/Audiovisual-Synthesis

Unsupervised Any-to-many Audiovisual Synthesis via Exemplar Autoencoders

Primary LanguageJupyter Notebook

Audiovisual-Synthesis

Unsupervised Any-to-many Audiovisual Synthesis via Exemplar Autoencoders

Kangle Deng, Aayush Bansal, Deva Ramanan

project page / demo / arXiv

This repo provides a PyTorch Implementation of our work.

Acknowledgements: This code borrows heavily from Auto-VC and Tacotron.

Summary Video

Demo Video

Dependencies

First, make sure ffmpeg installed on your machine.

Then, run: pip install -r requirements.txt

Data

We provide our CelebAudio Dataset at link.

Train

Voice Conversion

Check 'scripts/train_audio.sh' for an example of training a Voice-Conversion model. Make sure directory 'logs' exist.

Generally, run:

python train_audio.py --data_path PATH_TO_TRAINING_DATA --experiment_name EXPERIMENT_NAME --save_freq SAVE_FREQ --test_path_A PATH_TO_TEST_AUDIO --test_path_B PATH_TO_TEST_AUDIO --batch_size BATCH_SIZE --save_dir PATH_TO_SAVE_MODEL

Audiovisual Synthesis

Check 'scripts/train_audiovisual.sh' for an example of training a Audiovisual-Synthesis model.
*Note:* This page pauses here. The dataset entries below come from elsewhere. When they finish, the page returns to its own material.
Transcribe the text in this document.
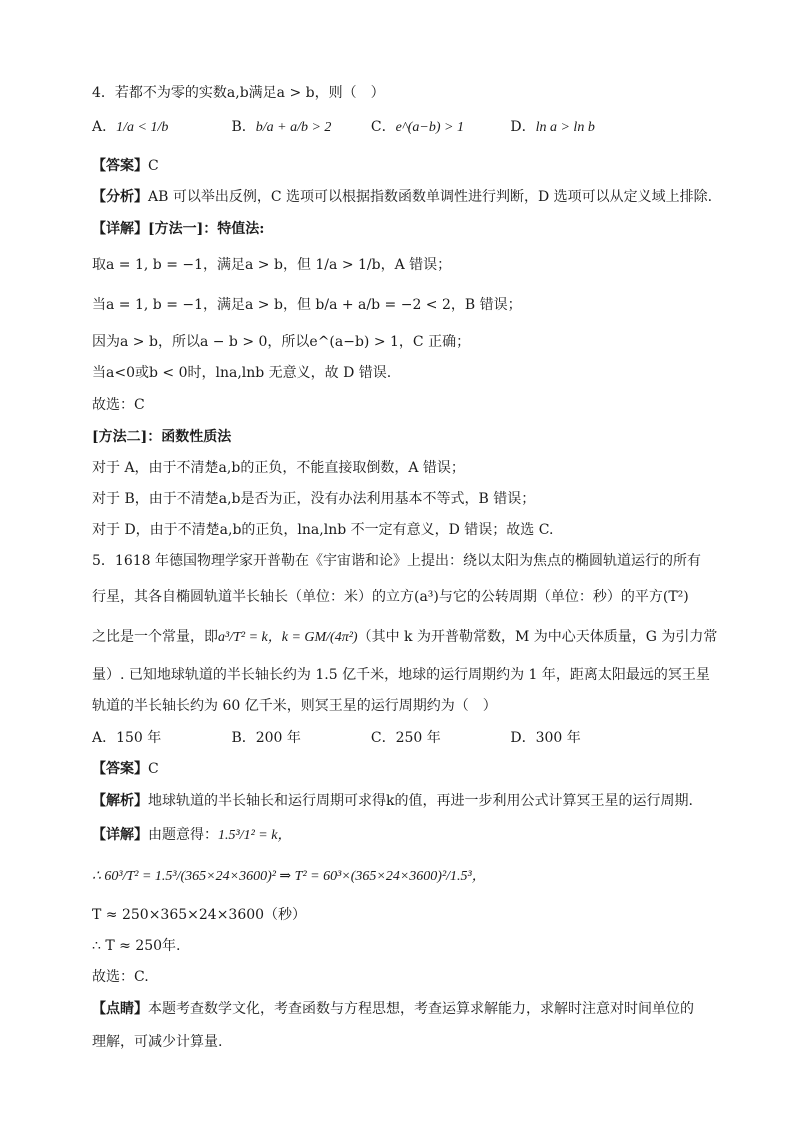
4．若都不为零的实数a,b满足a > b，则（　）
A．1/a < 1/b	B．b/a + a/b > 2	C．e^(a−b) > 1	D．ln a > ln b
【答案】C
【分析】AB 可以举出反例，C 选项可以根据指数函数单调性进行判断，D 选项可以从定义域上排除.
【详解】[方法一]：特值法:
取a = 1, b = −1，满足a > b，但 1/a > 1/b，A 错误；
当a = 1, b = −1，满足a > b，但 b/a + a/b = −2 < 2，B 错误；
因为a > b，所以a − b > 0，所以e^(a−b) > 1，C 正确；
当a<0或b < 0时，lna,lnb 无意义，故 D 错误.
故选：C
[方法二]：函数性质法
对于 A，由于不清楚a,b的正负，不能直接取倒数，A 错误；
对于 B，由于不清楚a,b是否为正，没有办法利用基本不等式，B 错误；
对于 D，由于不清楚a,b的正负，lna,lnb 不一定有意义，D 错误；故选 C.
5．1618 年德国物理学家开普勒在《宇宙谐和论》上提出：绕以太阳为焦点的椭圆轨道运行的所有
行星，其各自椭圆轨道半长轴长（单位：米）的立方(a³)与它的公转周期（单位：秒）的平方(T²)
之比是一个常量，即a³/T² = k，k = GM/(4π²)（其中 k 为开普勒常数，M 为中心天体质量，G 为引力常
量）. 已知地球轨道的半长轴长约为 1.5 亿千米，地球的运行周期约为 1 年，距离太阳最远的冥王星
轨道的半长轴长约为 60 亿千米，则冥王星的运行周期约为（　）
A．150 年	B．200 年	C．250 年	D．300 年
【答案】C
【解析】地球轨道的半长轴长和运行周期可求得k的值，再进一步利用公式计算冥王星的运行周期.
【详解】由题意得：1.5³/1² = k，
∴ 60³/T² = 1.5³/(365×24×3600)² ⇒ T² = 60³×(365×24×3600)²/1.5³，
T ≈ 250×365×24×3600（秒）
∴ T ≈ 250年.
故选：C.
【点睛】本题考查数学文化，考查函数与方程思想，考查运算求解能力，求解时注意对时间单位的
理解，可减少计算量.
We usually train an audiovisual model based on a pretrained audio model.

1-stage generation -- video resolution: 256 * 256

Generally, run:

python train_audiovisual.py --video_path PATH_TO_TRAINING_DATA --experiment_name EXPERIMENT_NAME --save_freq SAVE_FREQ --test_path PATH_TO_TEST_AUDIO --batch_size BATCH_SIZE --save_dir PATH_TO_SAVE_MODEL --use_256 --load_model LOAD_MODEL_PATH

2-stage generation -- video resolution: 512 * 512

If you want the video resolution to be 512 * 512, use the StackGAN-style 2-stage generation.

Generally, run:

python train_audiovisual.py --video_path PATH_TO_TRAINING_DATA --experiment_name EXPERIMENT_NAME --save_freq SAVE_FREQ --test_path PATH_TO_TEST_AUDIO --batch_size BATCH_SIZE --save_dir PATH_TO_SAVE_MODEL --residual --load_model LOAD_MODEL_PATH

Test

Voice Conversion

Check 'scripts/test_audio.sh' for an example of testing a Voice-Conversion model.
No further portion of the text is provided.